The FBI investigation ends on
Wednesday 11/23, 11:59:59 am, just in
time for Thanksgiving break. We need to solve the mystery before then!
(Practically speaking, this means that the due date for homework is still
this Friday 11/18. The due date for the extra credit is 11/23.)
Late Days + Getting Started
Late days: this homework 7 inconveniently lines up around the time of
the second midterm. Also, this is the penultimate homework, so you may want to
use your late days now while you still have homeworks to burn. Because of these
two facts, we're making an exception for late days used on this homework.
Consider 11-19 through 11-21 as "free from homework" days. That is, I
expect everyone to be studying for the exam on these two days, so I won't count
these days for the purposes of homework submission.
In particular, if you decide to use one late day on this assignment (or
elect to turn in the homework late without a late day with the -2 point penalty)
then the homework will be due on
11-22, the day after the midterm. Using
an additional late day will push the deadline out to
11-23 the final day
of classes before Thanksgiving break.
Getting started: The previous homework was long but managable if you
employed good decomposition skills. This homework is comparatively short in
terms of code written, but the code itself is more complex. Here, decomposition
helps you
test difficult pieces of code so that you can isolate
eventually bugs that you find in your program.
For example, suppose your write the second suggested method for ImageEncoder
that translate a char into a bit array, call it charToBits(ch). Once that is
complete, you should
test charToBits(ch) in isolation from the rest of your
program to ensure that it works. To do this, you should temporarily comment
out the contents of your main method and write in calls to
charToBits
with various arguments and inspect the return values to see if they match what you want.
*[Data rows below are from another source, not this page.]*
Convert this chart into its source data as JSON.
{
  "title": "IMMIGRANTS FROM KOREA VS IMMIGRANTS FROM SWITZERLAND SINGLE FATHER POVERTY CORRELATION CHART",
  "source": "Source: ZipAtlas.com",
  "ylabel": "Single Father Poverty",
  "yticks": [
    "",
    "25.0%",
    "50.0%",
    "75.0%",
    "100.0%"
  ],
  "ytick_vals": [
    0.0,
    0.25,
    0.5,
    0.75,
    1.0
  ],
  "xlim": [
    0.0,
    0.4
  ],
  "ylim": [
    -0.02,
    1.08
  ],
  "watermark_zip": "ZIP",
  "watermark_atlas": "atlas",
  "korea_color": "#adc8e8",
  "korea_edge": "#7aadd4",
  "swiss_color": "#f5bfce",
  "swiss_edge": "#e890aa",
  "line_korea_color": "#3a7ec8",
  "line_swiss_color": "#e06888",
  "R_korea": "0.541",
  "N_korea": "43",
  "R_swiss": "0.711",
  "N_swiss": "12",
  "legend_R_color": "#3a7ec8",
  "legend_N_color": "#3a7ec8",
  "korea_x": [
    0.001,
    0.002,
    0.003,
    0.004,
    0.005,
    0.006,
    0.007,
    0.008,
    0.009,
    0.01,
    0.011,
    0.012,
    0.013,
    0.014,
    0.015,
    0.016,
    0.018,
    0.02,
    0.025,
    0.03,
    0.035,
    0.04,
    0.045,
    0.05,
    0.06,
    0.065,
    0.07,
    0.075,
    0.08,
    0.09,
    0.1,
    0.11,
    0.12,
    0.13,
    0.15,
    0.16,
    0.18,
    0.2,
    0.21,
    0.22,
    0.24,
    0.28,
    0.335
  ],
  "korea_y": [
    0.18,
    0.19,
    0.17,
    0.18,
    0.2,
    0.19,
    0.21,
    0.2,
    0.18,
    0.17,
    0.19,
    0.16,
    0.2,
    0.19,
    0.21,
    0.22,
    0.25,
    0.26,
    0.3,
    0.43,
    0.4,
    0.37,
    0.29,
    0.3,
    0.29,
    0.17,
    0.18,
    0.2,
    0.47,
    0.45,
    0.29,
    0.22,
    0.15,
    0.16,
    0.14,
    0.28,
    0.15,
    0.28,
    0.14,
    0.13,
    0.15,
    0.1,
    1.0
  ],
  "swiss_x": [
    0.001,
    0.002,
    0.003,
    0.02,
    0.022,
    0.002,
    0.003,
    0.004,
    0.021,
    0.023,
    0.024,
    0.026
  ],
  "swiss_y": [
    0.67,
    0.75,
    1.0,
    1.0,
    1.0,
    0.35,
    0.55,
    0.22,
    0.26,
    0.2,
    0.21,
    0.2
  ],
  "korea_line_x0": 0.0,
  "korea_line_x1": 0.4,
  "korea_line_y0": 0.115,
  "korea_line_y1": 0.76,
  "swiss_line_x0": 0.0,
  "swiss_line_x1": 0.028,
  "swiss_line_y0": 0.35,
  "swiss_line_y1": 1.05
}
Otherwise, you should proceed as normal through this assignment:
- Understand what you need to do in this assignment by doing at least one
example by hand. Again, it is difficult to tell a computer to do something
that you haven't done yourself yet.
- In addition to the helper methods we tell you to implement, think of
additional helper methods that you'll need and write and test those helper
methods in isolation as described above.
- Once you have enough helper methods to make progress, try to put them
together in main. From there repeat and refine until your program is
complete.
Additional imports: We introduce a number of new classes in this
homework for the purposes of image processing. Here is a summary of those
classes and methods that you will need to use:
- BufferedImage (package: java.awt.image)
- new BufferedImage(width, height, type);
- img.getRGB(startX, startY, w, h, rgbArray, offset,
scansize);
- img.setRGB(startX, startY, w, h, rgbArray, offset,
scansize);
- img.getGraphics();
- img.getWidth();
- img.getHeight();
- BufferedImage.TYPE_INT_ARGB
- ImageIO (package: javax.imageio)
- ImageIO.read(file)
- ImageIO.write(img, type, file)
- Graphics (package: java.awt)
- g.drawImage(img, x, y, imgObs)
- IOException (package: java.io)
If you use these classes, make sure to include the appropriate
import statements at the top of your Java file.
Submission
Please
submit
your Java source files,
ImageDecoder.java and
ImageEncoder.java in addition to any extra files you create for the extra
credit electronically via the course website.
You will need to place these files into a zip archive called
hw07.zip
and submit that archive. On Windows you can create a new "Compressed (zipped)
Folder" by right-clicking your desktop and selecting "New". On OSX, you can
select your files in Finder, right-click and select "Compress". If you decide
to only submit LootGenerator.java, you will still need to put it into a zip
archive and submit that archive instead.